The participants believe that the effective implementation of the Convention provisions by the state parties is the main challenge ahead. In this context, they underscore the importance of the work undertaken by the Group of Experts on Action against Trafficking in Human Beings (GRETA) and the need to endow it with the necessary means to carry out its monitoring tasks.

In addition, the participants express the conviction that national parliaments should play an active role in monitoring the effective implementation of the Convention, in complementarity to GRETA, as well as in ensuring compliance by Council of Europe member states with obligations stemming from the European Convention on Human Rights and relevant for the issue of trafficking.

The participants also reiterate the essential role played by civil society and non-governmental organisations who, acting as a liaison between individuals affected by trafficking and the institutions, ensure the timeliness and relevance of the activities carried out by national and international institutions and contribute to their oversight.

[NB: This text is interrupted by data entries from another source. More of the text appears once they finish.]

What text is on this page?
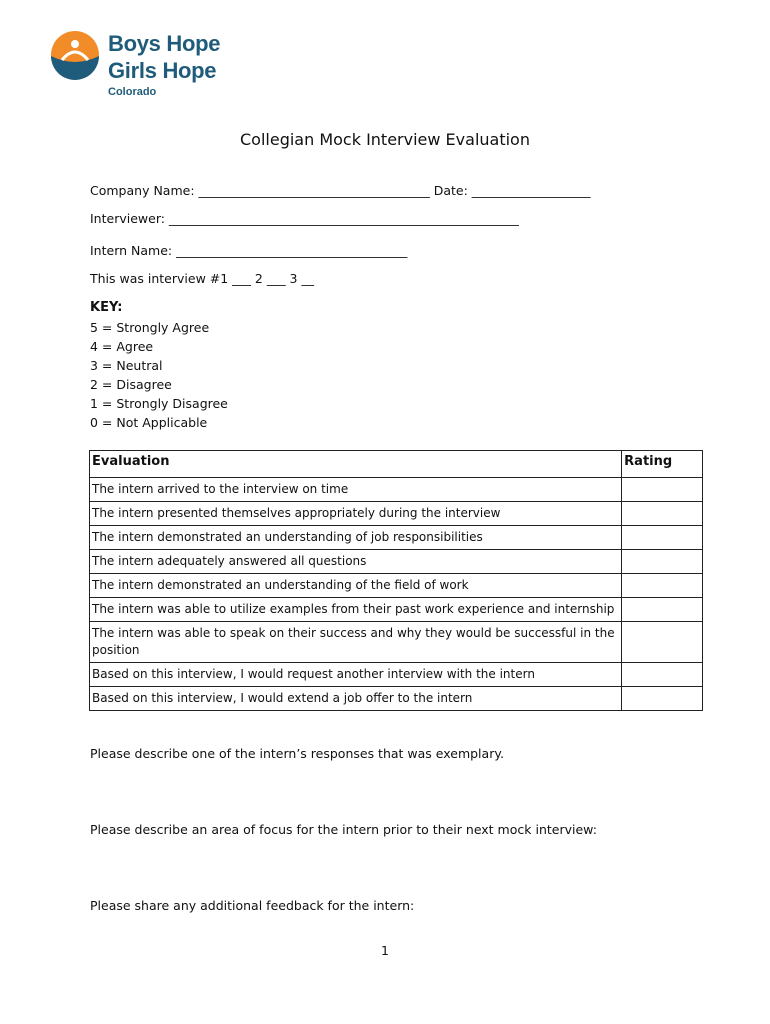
Boys Hope
Girls Hope
Colorado
Collegian Mock Interview Evaluation
Company Name: _____________________________________ Date: ___________________
Interviewer: ________________________________________________________
Intern Name: _____________________________________
This was interview #1 ___ 2 ___ 3 __
KEY:
5 = Strongly Agree
4 = Agree
3 = Neutral
2 = Disagree
1 = Strongly Disagree
0 = Not Applicable
Evaluation	Rating
The intern arrived to the interview on time	
The intern presented themselves appropriately during the interview	
The intern demonstrated an understanding of job responsibilities	
The intern adequately answered all questions	
The intern demonstrated an understanding of the field of work	
The intern was able to utilize examples from their past work experience and internship	
The intern was able to speak on their success and why they would be successful in the position	
Based on this interview, I would request another interview with the intern	
Based on this interview, I would extend a job offer to the intern	
Please describe one of the intern’s responses that was exemplary.
Please describe an area of focus for the intern prior to their next mock interview:
Please share any additional feedback for the intern:
1
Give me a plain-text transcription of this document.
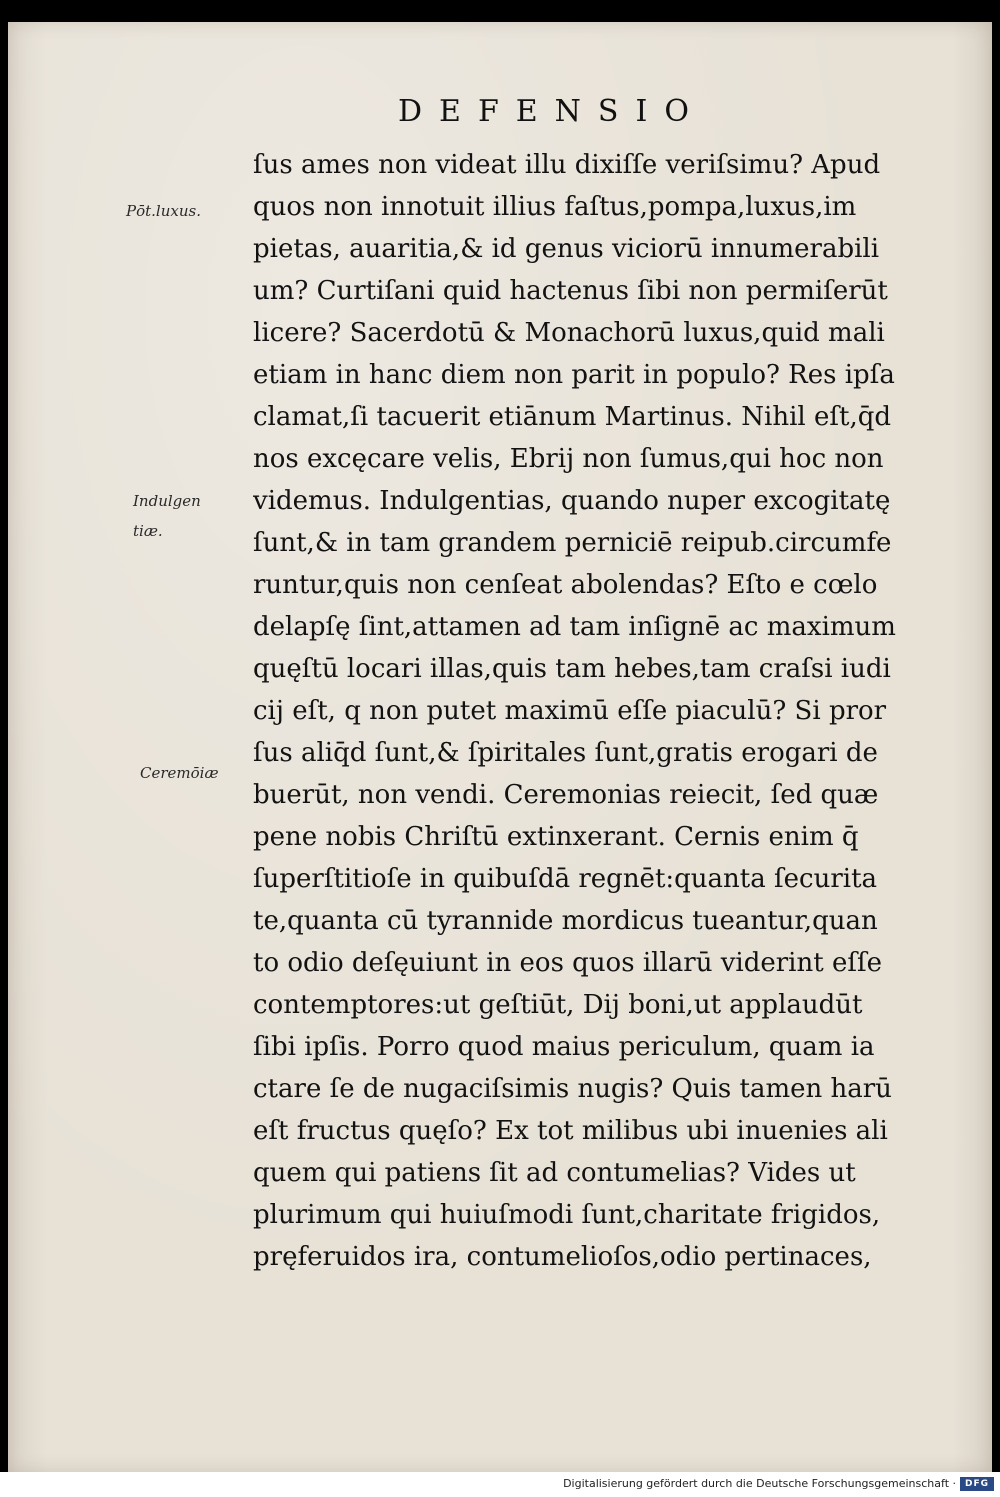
DEFENSIO
ſus ames non videat illu dixiſſe veriſsimu? Apud
quos non innotuit illius faſtus,pompa,luxus,im
pietas, auaritia,& id genus viciorū innumerabili
um? Curtiſani quid hactenus ſibi non permiſerūt
licere? Sacerdotū & Monachorū luxus,quid mali
etiam in hanc diem non parit in populo? Res ipſa
clamat,ſi tacuerit etiānum Martinus. Nihil eſt,q̄d
nos excęcare velis, Ebrij non ſumus,qui hoc non
videmus. Indulgentias, quando nuper excogitatę
ſunt,& in tam grandem perniciē reipub.circumfe
runtur,quis non cenſeat abolendas? Eſto e cœlo
delapſę ſint,attamen ad tam inſignē ac maximum
quęſtū locari illas,quis tam hebes,tam craſsi iudi
cij eſt, q non putet maximū eſſe piaculū? Si pror
ſus aliq̄d ſunt,& ſpiritales ſunt,gratis erogari de
buerūt, non vendi. Ceremonias reiecit, ſed quæ
pene nobis Chriſtū extinxerant. Cernis enim q̄
ſuperſtitioſe in quibuſdā regnēt:quanta ſecurita
te,quanta cū tyrannide mordicus tueantur,quan
to odio deſęuiunt in eos quos illarū viderint eſſe
contemptores:ut geſtiūt, Dij boni,ut applaudūt
ſibi ipſis. Porro quod maius periculum, quam ia
ctare ſe de nugaciſsimis nugis? Quis tamen harū
eſt fructus quęſo? Ex tot milibus ubi inuenies ali
quem qui patiens ſit ad contumelias? Vides ut
plurimum qui huiuſmodi ſunt,charitate frigidos,
pręferuidos ira, contumelioſos,odio pertinaces,
Pōt.luxus.
Indulgen
tiæ.
Ceremōiæ
Digitalisierung gefördert durch die Deutsche Forschungsgemeinschaft · DFG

In the light of good practices identified during the Conference, the participants recommend that Council of Europe member states:

• sign and ratify the Council of Europe Convention on Action against Trafficking in Human Beings (if they still have not done so) and fully cooperate with its monitoring mechanism;

• introduce Action Plans on human trafficking and closely involve parliaments in their preparation, implementation and monitoring of the implementation;

• appoint a National Coordinator on trafficking in human beings;

• set up a national programme for victims of trafficking, aimed at creating a nationwide system for providing them with legal, medical, psychological and financial assistance;

• consider criminalising the purchase of services from victims of trafficking, as already recommended in Assembly Resolution 1702 (2010);

• grant residence permits to victims of trafficking irrespective of their co-operation with the authorities in the context of investigations or court procedures, on humanitarian grounds;

• consider former victims of trafficking as a “particular social group” for the purposes of the 1951 Geneva Convention on the status of refugees;

• harmonise criteria for admission of evidence at the European level;

• sign and ratify the Palermo Protocol to prevent, suppress and punish trafficking in persons, especially women and children, supplementing the United Nations Convention against Transnational Organised Crime and ensure cooperation with the United Nations and its specialised bodies in the field of trafficking, in particular the Special Rapporteur on Trafficking in Persons.

The participants in the Conference also recommend national parliaments to:

• ask to be systematically involved in the monitoring of policy and legislative measures in the field of trafficking, including the implementation of the Convention;

• be pro-active in asking parliamentary questions to government ministers as regards trafficking in human beings, and the implementation of the Convention and its co-ordination with other legal instruments, including the future European Union directive;

• support the work of GRETA, by ensuring that the national experts appointed to it respond to the requirements of independence and competence;

• ask their government to provide GRETA with the necessary staffing and financial resources for its effective functioning;

• demand that their governments give prompt execution to the relevant judgements of the European Court of Human Rights and comply with the relevant case-law of the Court;

• set up parliamentary groups/committees on trafficking in human beings;

• strengthen co-operation and partnership with civil society and non-governmental organisations.

Finally, the participants thanked the organisers for this initiative and reaffirmed their willingness to co-operate in the fight of this form of modern slavery.”